Soft and fluffy cinnamon rolled made with buttery brioche dough and shaped into pastry rings.
In a bowl of a stand mixer, place the flour, yeast, sugar, salt, eggs, and water, and use the paddle attachment to bring it together into a shaggy mass.
Replace the paddle attachment to the dough hook, and with the mixer on medium speed, add the butter one piece at a time. Wait about 15 seconds between each addition.
Mix for 15-20 minutes, until the dough is smooth and does not tear when you gently stretch it.
Spray with cooking oil, cover with plastic wrap, and refrigerate for 10-12 hours.
Place the ingredients in a large bowl and mix until smooth.

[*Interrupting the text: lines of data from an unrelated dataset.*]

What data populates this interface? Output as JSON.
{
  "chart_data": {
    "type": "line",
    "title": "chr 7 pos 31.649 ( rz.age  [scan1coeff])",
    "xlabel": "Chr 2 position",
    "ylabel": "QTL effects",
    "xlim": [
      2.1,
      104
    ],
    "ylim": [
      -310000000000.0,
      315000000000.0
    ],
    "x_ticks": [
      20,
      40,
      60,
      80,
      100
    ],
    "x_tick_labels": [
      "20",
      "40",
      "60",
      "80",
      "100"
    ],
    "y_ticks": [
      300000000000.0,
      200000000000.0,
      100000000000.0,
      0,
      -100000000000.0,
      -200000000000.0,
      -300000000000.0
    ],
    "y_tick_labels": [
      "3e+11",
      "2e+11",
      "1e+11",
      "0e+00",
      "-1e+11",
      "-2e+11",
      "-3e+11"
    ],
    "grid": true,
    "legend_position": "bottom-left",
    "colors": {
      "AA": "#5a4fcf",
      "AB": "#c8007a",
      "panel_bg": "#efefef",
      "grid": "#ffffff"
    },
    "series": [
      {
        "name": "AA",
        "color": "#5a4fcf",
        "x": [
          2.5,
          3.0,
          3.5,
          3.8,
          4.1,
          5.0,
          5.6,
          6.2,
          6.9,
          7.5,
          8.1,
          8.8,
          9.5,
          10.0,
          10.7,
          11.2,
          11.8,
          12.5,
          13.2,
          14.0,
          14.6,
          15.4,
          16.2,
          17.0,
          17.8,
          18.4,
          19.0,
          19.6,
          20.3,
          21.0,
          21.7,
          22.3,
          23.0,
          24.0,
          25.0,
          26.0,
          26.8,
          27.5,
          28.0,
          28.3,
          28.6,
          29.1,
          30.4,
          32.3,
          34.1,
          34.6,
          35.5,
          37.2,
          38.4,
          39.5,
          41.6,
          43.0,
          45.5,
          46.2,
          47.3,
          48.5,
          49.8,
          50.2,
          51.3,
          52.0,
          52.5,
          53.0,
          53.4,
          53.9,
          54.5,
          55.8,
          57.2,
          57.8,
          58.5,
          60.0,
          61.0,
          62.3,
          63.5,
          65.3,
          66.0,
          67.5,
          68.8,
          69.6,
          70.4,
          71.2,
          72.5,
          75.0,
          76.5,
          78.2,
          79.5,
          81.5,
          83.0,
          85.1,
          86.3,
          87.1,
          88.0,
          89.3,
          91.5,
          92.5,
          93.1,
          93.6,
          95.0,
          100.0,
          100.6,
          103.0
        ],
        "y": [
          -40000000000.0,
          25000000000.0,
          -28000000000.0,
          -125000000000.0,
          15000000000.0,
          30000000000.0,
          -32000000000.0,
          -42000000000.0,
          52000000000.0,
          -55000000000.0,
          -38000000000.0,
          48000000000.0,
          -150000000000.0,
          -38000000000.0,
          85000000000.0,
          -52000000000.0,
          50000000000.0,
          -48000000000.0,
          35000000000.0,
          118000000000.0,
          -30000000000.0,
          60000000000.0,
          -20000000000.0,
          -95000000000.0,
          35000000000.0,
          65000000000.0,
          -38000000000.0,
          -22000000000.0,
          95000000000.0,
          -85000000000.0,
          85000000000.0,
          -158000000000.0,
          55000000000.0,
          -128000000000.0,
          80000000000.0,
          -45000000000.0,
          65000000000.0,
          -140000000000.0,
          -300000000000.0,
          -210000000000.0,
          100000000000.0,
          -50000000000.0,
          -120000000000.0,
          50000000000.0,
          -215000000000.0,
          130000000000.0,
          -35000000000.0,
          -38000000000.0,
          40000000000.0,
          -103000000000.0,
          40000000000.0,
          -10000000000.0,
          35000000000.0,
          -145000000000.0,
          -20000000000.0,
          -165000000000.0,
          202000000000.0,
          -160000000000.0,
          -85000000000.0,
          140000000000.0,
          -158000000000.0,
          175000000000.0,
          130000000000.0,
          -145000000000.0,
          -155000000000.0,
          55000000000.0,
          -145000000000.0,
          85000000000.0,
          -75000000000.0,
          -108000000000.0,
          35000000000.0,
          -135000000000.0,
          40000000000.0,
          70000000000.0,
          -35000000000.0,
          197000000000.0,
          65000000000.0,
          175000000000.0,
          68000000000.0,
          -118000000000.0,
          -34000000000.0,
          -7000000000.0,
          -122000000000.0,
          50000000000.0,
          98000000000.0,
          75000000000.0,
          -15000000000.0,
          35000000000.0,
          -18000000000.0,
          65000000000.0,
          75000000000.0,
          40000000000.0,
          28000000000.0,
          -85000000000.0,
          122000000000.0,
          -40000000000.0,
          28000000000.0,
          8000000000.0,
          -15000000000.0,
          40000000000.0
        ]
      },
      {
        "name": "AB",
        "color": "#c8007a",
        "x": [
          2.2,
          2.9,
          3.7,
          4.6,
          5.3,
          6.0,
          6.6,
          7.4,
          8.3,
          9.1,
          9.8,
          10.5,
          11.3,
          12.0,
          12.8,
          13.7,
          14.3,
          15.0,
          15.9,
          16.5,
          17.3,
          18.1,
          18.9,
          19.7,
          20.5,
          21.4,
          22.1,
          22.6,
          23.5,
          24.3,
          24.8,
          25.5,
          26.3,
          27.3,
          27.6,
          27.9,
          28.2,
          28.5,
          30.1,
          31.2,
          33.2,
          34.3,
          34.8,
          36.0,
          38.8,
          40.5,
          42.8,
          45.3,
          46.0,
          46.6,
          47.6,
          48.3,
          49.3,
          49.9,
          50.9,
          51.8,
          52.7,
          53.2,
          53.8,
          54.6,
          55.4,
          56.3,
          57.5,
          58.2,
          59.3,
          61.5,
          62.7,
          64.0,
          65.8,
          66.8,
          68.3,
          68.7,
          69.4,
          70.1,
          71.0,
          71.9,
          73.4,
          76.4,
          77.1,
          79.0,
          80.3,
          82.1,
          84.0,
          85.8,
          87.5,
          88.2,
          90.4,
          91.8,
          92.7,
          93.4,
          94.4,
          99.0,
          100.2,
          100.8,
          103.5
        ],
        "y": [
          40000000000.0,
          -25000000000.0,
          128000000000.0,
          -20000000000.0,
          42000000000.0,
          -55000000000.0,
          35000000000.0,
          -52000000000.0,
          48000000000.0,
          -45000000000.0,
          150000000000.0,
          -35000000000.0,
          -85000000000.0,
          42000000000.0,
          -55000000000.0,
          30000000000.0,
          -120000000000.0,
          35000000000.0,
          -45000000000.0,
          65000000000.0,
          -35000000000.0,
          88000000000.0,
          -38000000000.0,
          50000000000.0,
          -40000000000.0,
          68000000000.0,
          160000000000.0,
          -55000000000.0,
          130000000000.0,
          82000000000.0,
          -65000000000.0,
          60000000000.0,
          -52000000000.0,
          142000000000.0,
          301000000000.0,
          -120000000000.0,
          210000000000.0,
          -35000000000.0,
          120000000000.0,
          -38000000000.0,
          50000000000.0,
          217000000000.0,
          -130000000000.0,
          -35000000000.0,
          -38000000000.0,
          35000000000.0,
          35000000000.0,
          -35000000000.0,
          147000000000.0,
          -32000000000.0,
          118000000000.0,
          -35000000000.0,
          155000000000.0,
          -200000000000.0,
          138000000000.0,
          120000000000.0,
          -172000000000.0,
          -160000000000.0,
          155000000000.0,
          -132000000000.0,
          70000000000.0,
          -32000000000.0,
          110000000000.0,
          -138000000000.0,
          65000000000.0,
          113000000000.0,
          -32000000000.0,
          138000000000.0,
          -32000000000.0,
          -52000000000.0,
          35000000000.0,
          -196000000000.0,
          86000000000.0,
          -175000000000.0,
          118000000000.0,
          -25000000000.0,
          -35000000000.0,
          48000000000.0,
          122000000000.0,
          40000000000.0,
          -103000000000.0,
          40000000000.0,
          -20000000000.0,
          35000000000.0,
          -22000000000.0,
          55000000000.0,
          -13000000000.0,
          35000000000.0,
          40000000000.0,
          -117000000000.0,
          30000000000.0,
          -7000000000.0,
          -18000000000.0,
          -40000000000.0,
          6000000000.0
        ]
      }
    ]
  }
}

Remove dough from the refrigerator, and punch to release the air. Divide into 12 equal pieces (each about 80g/3oz).
Roll each piece over a lightly floured surface into an 8x6-inch rectangle.
Spread with one tablespoon of cinnamon filling.
Roll the top and bottom wide side towards the center.
Hold the ends of the pastry and twist it 3-4 times, and bring the ends together to form a ring shape.
Pinch the ends, and place the pastry over a baking sheet lined with parchment paper. Brush with egg, and let rest for 2-3 hours.
Bake at 350F (180C) for 20 minutes, until golden brown, until the inner temperature is 180F (80C).
Bring the water and sugar to a boil while the pastries are baking.
Remove from the oven, brush with simple syrup, and serve.